The Bill and Melinda Gates Foundation has been funding research into mosquito-borne diseases since its creation in 2000. In 2016 it made investments in Crispr mosquito research totalling $75m. “Our investments in mosquito control,” said the foundation, “include nontraditional biological and genetic approaches as well as new chemical interventions aimed at depleting or incapacitating disease-transmitting mosquito populations.” These genetic approaches include the use of Crispr machinery to eradicate mosquito-borne diseases, most notably malaria.

The strategic goal of the Gates Foundation is the extermination of malaria and other mosquito-borne diseases; it is not to bring the mosquito – which is harmless when flying solo, untethered from a hitchhiking micro-organism – to the brink of extinction. Of the more than 3,500 mosquito species, only a few hundred are capable of vectoring disease. Prefabricated, genetically modified mosquitoes rendered incapable of harbouring the parasite (a hereditary trait passed down their bloodline) might just end the timeless scourge of malaria. But, as Doudna and the Gates Foundation are aware, gene-swapping technology also has the potential to unleash darker, more sinister genetic blueprints with dangerous possibilities. Crispr research is a global phenomenon, and neither Doudna nor the foundation has a monopoly on its limitless designs, its instruments of implementation or its operational execution.

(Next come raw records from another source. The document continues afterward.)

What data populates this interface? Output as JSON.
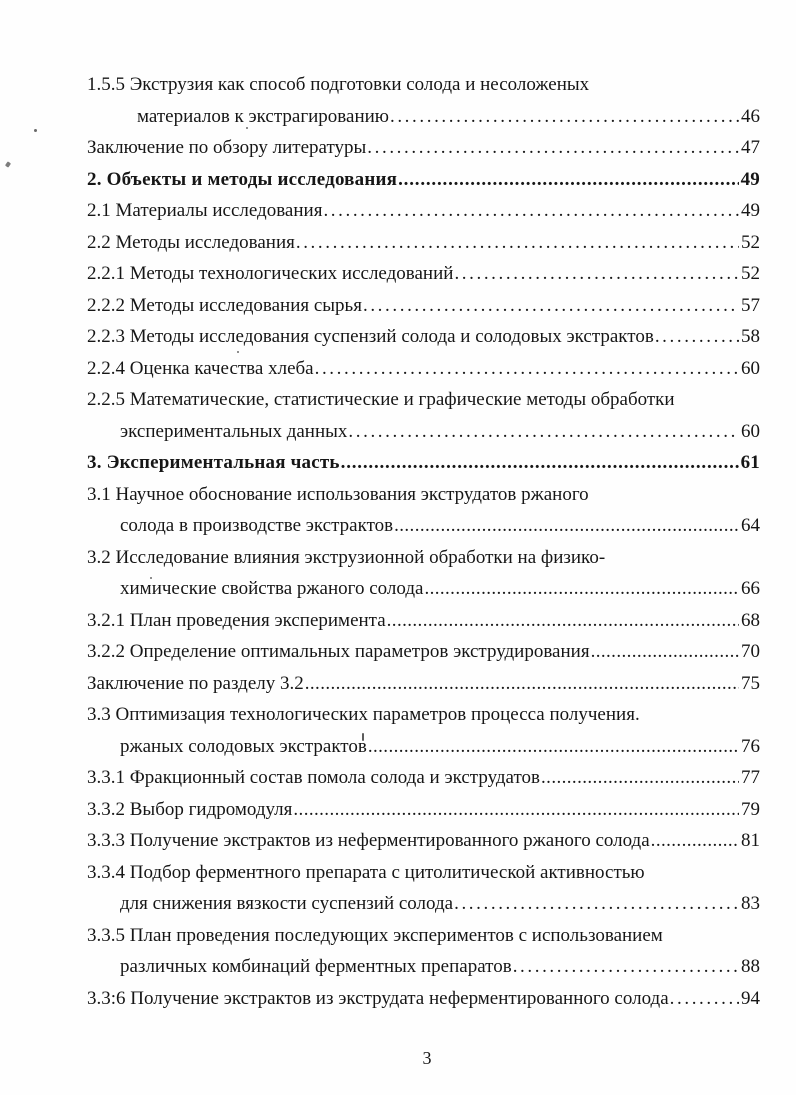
{
  "page": {
    "footer_page_number": "3"
  },
  "toc": {
    "entries": [
      {
        "text": "1.5.5 Экструзия как способ подготовки солода и несоложеных",
        "page": "",
        "indent": 0,
        "bold": false,
        "leader": "none"
      },
      {
        "text": "материалов к экстрагированию",
        "page": "46",
        "indent": 2,
        "bold": false,
        "leader": "sparse"
      },
      {
        "text": "Заключение по обзору литературы",
        "page": "47",
        "indent": 0,
        "bold": false,
        "leader": "sparse"
      },
      {
        "text": "2. Объекты и методы исследования",
        "page": "49",
        "indent": 0,
        "bold": true,
        "leader": "dense"
      },
      {
        "text": "2.1 Материалы исследования",
        "page": "49",
        "indent": 0,
        "bold": false,
        "leader": "sparse"
      },
      {
        "text": "2.2 Методы исследования",
        "page": "52",
        "indent": 0,
        "bold": false,
        "leader": "sparse"
      },
      {
        "text": "2.2.1 Методы технологических исследований",
        "page": "52",
        "indent": 0,
        "bold": false,
        "leader": "sparse"
      },
      {
        "text": "2.2.2 Методы исследования сырья",
        "page": "57",
        "indent": 0,
        "bold": false,
        "leader": "sparse"
      },
      {
        "text": "2.2.3 Методы исследования суспензий солода и солодовых экстрактов",
        "page": "58",
        "indent": 0,
        "bold": false,
        "leader": "sparse"
      },
      {
        "text": "2.2.4 Оценка качества хлеба",
        "page": "60",
        "indent": 0,
        "bold": false,
        "leader": "sparse"
      },
      {
        "text": "2.2.5 Математические, статистические и графические методы обработки",
        "page": "",
        "indent": 0,
        "bold": false,
        "leader": "none"
      },
      {
        "text": "экспериментальных данных",
        "page": "60",
        "indent": 1,
        "bold": false,
        "leader": "sparse"
      },
      {
        "text": "3. Экспериментальная часть",
        "page": "61",
        "indent": 0,
        "bold": true,
        "leader": "dense"
      },
      {
        "text": "3.1 Научное обоснование использования экструдатов ржаного",
        "page": "",
        "indent": 0,
        "bold": false,
        "leader": "none"
      },
      {
        "text": "солода в производстве экстрактов",
        "page": "64",
        "indent": 1,
        "bold": false,
        "leader": "dense"
      },
      {
        "text": "3.2 Исследование влияния экструзионной обработки на физико-",
        "page": "",
        "indent": 0,
        "bold": false,
        "leader": "none"
      },
      {
        "text": "химические свойства ржаного солода",
        "page": "66",
        "indent": 1,
        "bold": false,
        "leader": "dense"
      },
      {
        "text": "3.2.1 План проведения эксперимента",
        "page": "68",
        "indent": 0,
        "bold": false,
        "leader": "dense"
      },
      {
        "text": "3.2.2 Определение оптимальных параметров экструдирования",
        "page": "70",
        "indent": 0,
        "bold": false,
        "leader": "dense"
      },
      {
        "text": "Заключение по разделу 3.2",
        "page": "75",
        "indent": 0,
        "bold": false,
        "leader": "dense"
      },
      {
        "text": "3.3 Оптимизация технологических параметров процесса получения.",
        "page": "",
        "indent": 0,
        "bold": false,
        "leader": "none"
      },
      {
        "text": "ржаных солодовых экстрактов",
        "page": "76",
        "indent": 1,
        "bold": false,
        "leader": "dense"
      },
      {
        "text": "3.3.1 Фракционный состав помола солода и экструдатов",
        "page": "77",
        "indent": 0,
        "bold": false,
        "leader": "dense"
      },
      {
        "text": "3.3.2 Выбор гидромодуля",
        "page": "79",
        "indent": 0,
        "bold": false,
        "leader": "dense"
      },
      {
        "text": "3.3.3 Получение экстрактов из неферментированного ржаного солода",
        "page": "81",
        "indent": 0,
        "bold": false,
        "leader": "dense"
      },
      {
        "text": "3.3.4 Подбор ферментного препарата с цитолитической активностью",
        "page": "",
        "indent": 0,
        "bold": false,
        "leader": "none"
      },
      {
        "text": "для снижения вязкости суспензий солода",
        "page": "83",
        "indent": 1,
        "bold": false,
        "leader": "sparse"
      },
      {
        "text": "3.3.5 План проведения последующих экспериментов с использованием",
        "page": "",
        "indent": 0,
        "bold": false,
        "leader": "none"
      },
      {
        "text": "различных комбинаций ферментных препаратов",
        "page": "88",
        "indent": 1,
        "bold": false,
        "leader": "sparse"
      },
      {
        "text": "3.3:6 Получение экстрактов из экструдата неферментированного солода",
        "page": "94",
        "indent": 0,
        "bold": false,
        "leader": "sparse"
      }
    ]
  }
}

It has been dubbed the “extinction drive”, as this is precisely what it can accomplish – the extermination of mosquitoes by way of genetic sterilisation. This theory has been floating around the scientific community since the 1960s. Crispr can now put these principles into practice. To be fair, the mosquito altered our DNA in the form of sickle cell and other genetic malarial safeguards; perhaps it is time to return the favour. Male mosquitoes that have been genetically modified with domineering “selfish genes” using Crispr are released into mosquito zones to breed with females to produce stillborn, infertile or only male offspring. The mosquito would be extinct in one or two generations. With this war-winning weapon, humanity would never again have to fear the bite of a mosquito. We would awaken to a brave new world, one without mosquito-borne disease.

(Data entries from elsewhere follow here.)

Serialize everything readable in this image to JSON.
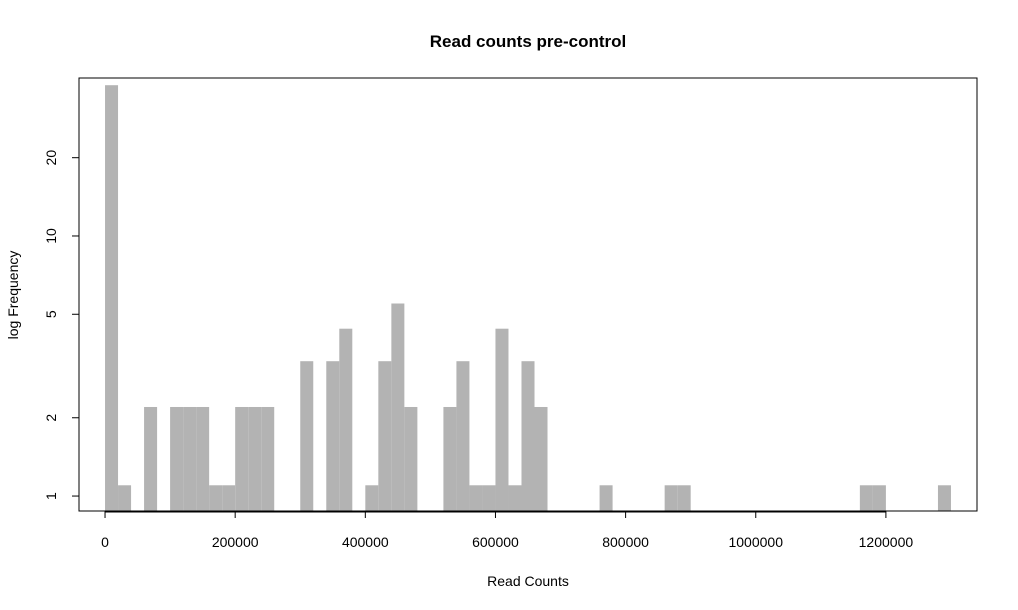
{
  "chart_data": {
    "type": "histogram",
    "title": "Read counts pre-control",
    "x_label": "Read Counts",
    "y_label": "log Frequency",
    "bins": [
      0,
      20000,
      40000,
      60000,
      80000,
      100000,
      120000,
      140000,
      160000,
      180000,
      200000,
      220000,
      240000,
      260000,
      280000,
      300000,
      320000,
      340000,
      360000,
      380000,
      400000,
      420000,
      440000,
      460000,
      480000,
      500000,
      520000,
      540000,
      560000,
      580000,
      600000,
      620000,
      640000,
      660000,
      680000,
      700000,
      720000,
      740000,
      760000,
      780000,
      800000,
      820000,
      840000,
      860000,
      880000,
      900000,
      920000,
      940000,
      960000,
      980000,
      1000000,
      1020000,
      1040000,
      1060000,
      1080000,
      1100000,
      1120000,
      1140000,
      1160000,
      1180000,
      1200000,
      1220000,
      1240000,
      1260000,
      1280000,
      1300000,
      1320000
    ],
    "values": [
      38,
      1.1,
      0,
      2.2,
      0,
      2.2,
      2.2,
      2.2,
      1.1,
      1.1,
      2.2,
      2.2,
      2.2,
      0,
      0,
      3.3,
      0,
      3.3,
      4.4,
      0,
      1.1,
      3.3,
      5.5,
      2.2,
      0,
      0,
      2.2,
      3.3,
      1.1,
      1.1,
      4.4,
      1.1,
      3.3,
      2.2,
      0,
      0,
      0,
      0,
      1.1,
      0,
      0,
      0,
      0,
      1.1,
      1.1,
      0,
      0,
      0,
      0,
      0,
      0,
      0,
      0,
      0,
      0,
      0,
      0,
      0,
      1.1,
      1.1,
      0,
      0,
      0,
      0,
      1.1,
      0
    ],
    "color": "#b3b3b3",
    "log_y": true,
    "xlim": [
      -40000,
      1340000
    ],
    "ylim": [
      0.876,
      40.5
    ],
    "xticks": [
      0,
      200000,
      400000,
      600000,
      800000,
      1000000,
      1200000
    ],
    "yticks": [
      1,
      2,
      5,
      10,
      20
    ]
  }
}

An alternative is simply to make mosquitos harmless, a strategy supported and funded by the Gates Foundation. With “gene drive” technology, Gates explained in October 2018, “essentially, scientists could introduce a gene into a mosquito population that would either suppress the population – or prevent it from spreading malaria. For decades, it was difficult to test this idea. But with the discovery of Crispr, the research became a lot easier. And just last month, a team from the research consortium Target Malaria announced that they had completed studies where mosquito populations were fully suppressed. To be clear: the test was only in a series of laboratory cages filled with 600 mosquitoes each. But it is a promising start.”

Dr Anthony James, a molecular geneticist at the University of California, Irvine, Crispr’d a species of Anopheles mosquito to make it incapable of spreading malaria, by eliminating the parasites as they are processed through the mosquito’s salivary gland. “We added a small package of genes,” explains James, “that allows the mosquitoes to function as they always have, except for one slight change” – they can no longer harbour the malaria parasite.

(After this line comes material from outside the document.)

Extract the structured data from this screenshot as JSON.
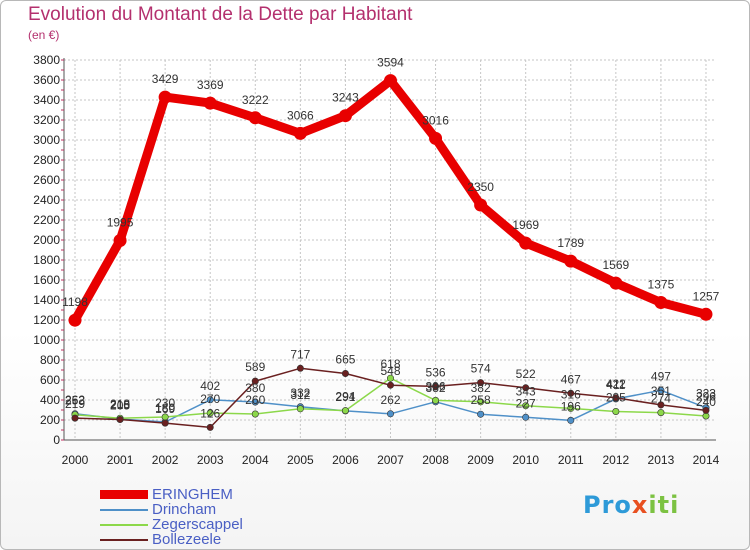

The Aedes breed is more difficult to tackle, since it transmits a handful of diseases that include yellow fever, Zika, West Nile, chikungunya, Mayaro, dengue and other encephalitides. “What you need to do is engineer a gene drive that makes the insects sterile,” James said of the Aedes breed. “It doesn’t make sense to build a mosquito resistant to Zika if it could still transmit dengue and other diseases.”

We have valid, although yet unknown, reasons to be careful what we wish for. If we eradicate disease-vectoring mosquito species, would other mosquito species or insects simply fill the ecological niche? What effect would eliminating mosquitoes have on nature’s biological equilibrium? What would happen if we exterminate species that play an essential but unrecognised role in our ecosystem? We are just beginning to ask these morally fraught and biologically ambiguous questions, and for now, no one really knows the answers.